Has anyone here heard of rubber shoes? They glue on I think, I heard about them second hand but don't really have any details. It's something I would like to look into as a happy medium.

Beckz said...

you certainly haven't come across as a nazi at all, it's nice to see disscussion on barefoot in a normal and reasonable way.

Daun said...

Andrea,
I hope you don't think that I was implying you were a barefoot nut bag. In fact, I USED to be one until I was confronted with the tragedy of my mare.

Just a bit more background. I bought her as a long three year old. She was already jumping 3'6" on the FL circuit and already in egg bar shoes. I absolutely believe that poor shoeing and early jumping caused her problems. I didn't know any better so she stayed in shoes for a long time. Long enough for her digital cushion to just give up.

Brego's hoof is so healthy, his digital cushion so firm. Her's is like a weak sponge, even now after many years of barefoot trimming. I've had xrays done, lameness evals done, her sole thickness is fine, her coffin bone is fine (miraculously) and no, at 19 there are no traces of navicular even though she was positively diagnosed (via xrays) as a 4 year old. In short, there is nothing "wrong" with her feet, but she can't stay in heavy work and be sound.

Just one of those things....

barehoofer said...

Hi Andrea this is SHerry, the answer to your question If you pull shoes on a horse whose foot structure is imature on the inside, will it "mature"...the answer is YES. But it takes 2 to 3 years for a horse to completely heal. Although, The owner will begin to see very very positive results alot sooner. Hoof Boots are a must with horses that have this much damage, or don't use the negative word, how about hooves that have been "held back in development"....

The Renegade boot is probably the best boot on the market. Also, for your readers. They now have glue ons tested on 100 mile rides etc etc. You can leave a glue on "on" for about 5 days safely. So they are no likely to come loose, or you to loose them on a ride. Most of my more serious clients use glue ons for competition ( endurance in their case) and regular dailys ( as it would be) for training.

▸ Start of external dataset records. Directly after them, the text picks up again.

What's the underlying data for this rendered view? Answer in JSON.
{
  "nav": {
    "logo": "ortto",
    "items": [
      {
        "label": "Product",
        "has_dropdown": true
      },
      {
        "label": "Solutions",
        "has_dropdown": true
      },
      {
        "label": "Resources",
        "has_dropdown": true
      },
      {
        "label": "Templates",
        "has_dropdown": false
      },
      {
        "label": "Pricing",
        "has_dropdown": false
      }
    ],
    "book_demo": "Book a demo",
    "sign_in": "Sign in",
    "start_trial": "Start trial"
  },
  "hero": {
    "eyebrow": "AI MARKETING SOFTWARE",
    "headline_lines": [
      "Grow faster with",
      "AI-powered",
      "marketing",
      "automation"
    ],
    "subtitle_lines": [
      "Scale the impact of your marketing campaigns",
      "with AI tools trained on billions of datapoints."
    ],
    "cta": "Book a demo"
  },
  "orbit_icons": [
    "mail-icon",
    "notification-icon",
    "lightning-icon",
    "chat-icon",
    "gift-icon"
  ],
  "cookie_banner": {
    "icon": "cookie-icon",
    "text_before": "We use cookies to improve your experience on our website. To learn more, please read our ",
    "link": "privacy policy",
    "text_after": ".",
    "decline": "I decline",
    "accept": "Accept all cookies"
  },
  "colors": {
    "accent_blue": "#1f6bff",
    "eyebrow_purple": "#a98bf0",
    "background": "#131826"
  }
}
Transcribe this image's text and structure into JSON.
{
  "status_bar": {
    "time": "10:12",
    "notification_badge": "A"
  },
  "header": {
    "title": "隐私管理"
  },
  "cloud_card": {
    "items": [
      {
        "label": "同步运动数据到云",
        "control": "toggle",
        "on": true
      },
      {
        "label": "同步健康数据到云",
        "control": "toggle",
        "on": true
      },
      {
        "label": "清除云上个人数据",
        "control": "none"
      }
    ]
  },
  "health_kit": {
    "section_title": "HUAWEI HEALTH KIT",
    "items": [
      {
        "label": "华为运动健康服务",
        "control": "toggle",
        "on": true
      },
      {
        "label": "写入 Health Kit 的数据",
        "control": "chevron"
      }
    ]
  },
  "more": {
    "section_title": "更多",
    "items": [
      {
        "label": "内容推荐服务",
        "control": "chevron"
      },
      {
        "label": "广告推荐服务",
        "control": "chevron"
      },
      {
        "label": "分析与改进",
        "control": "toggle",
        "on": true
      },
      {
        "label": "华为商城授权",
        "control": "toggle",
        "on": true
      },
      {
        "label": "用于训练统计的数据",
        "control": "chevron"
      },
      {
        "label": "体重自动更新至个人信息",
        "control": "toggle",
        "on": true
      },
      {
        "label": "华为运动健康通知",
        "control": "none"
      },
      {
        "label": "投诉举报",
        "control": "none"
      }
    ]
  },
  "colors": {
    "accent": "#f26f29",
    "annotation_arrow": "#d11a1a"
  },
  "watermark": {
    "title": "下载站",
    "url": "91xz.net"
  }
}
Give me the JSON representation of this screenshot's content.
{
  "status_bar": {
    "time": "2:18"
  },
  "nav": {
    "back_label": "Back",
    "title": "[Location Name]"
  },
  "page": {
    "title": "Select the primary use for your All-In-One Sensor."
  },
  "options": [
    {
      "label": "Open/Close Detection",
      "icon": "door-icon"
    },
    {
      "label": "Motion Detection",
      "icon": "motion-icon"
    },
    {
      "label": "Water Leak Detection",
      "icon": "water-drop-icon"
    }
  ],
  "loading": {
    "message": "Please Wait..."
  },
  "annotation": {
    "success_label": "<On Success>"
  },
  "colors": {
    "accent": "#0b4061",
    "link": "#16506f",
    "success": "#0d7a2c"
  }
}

Also, if a Swiss Horse Boot is fitted correctly, it doesn't come off either. Your readers need to seek competent Hoof care professionals who are trained ( REALLY) in Hoof Boots.

Its nice to read your blog. Its like having you "home" again!

Best,
Sherry

Andrea said...

Sherry!!! It's good to hear from you :D Gogo and I miss you very much!

Those Renegade boots are super cool - too bad they don't come in light blue! Not that Gogo needs them, lol. I'm sure up through Prelim she wouldn't need boots but if we ever go beyond that it's something I might need to look into. The trainer I'm working for is raving about her movement and is trying to convince me to make her into an upper level dressage horse, but I think we should do upper level eventing first ;)

Scroll down a little ways and look at the 'before' and 'after' pictures of the second trim Cliff did on her and the trim I did on her a few weeks after my first trim (I trimmed her three weeks after he did, and then again two weeks after my first trim as a touch up, so this is a 5-week change)... I think things are looking up! The heel which was collapsing forward and trying to run under has pretty much completely corrected itself in a really short amount of time. Maybe this is what I should look into as a career!

Keep in touch!!

Funder said...

Hey Andrea, have you seen this quiz? After I read this post I went poking around checking out barefoot resources again, and I stumbled upon this. (I got 12 right; almost all the questions I missed were anatomy questions.)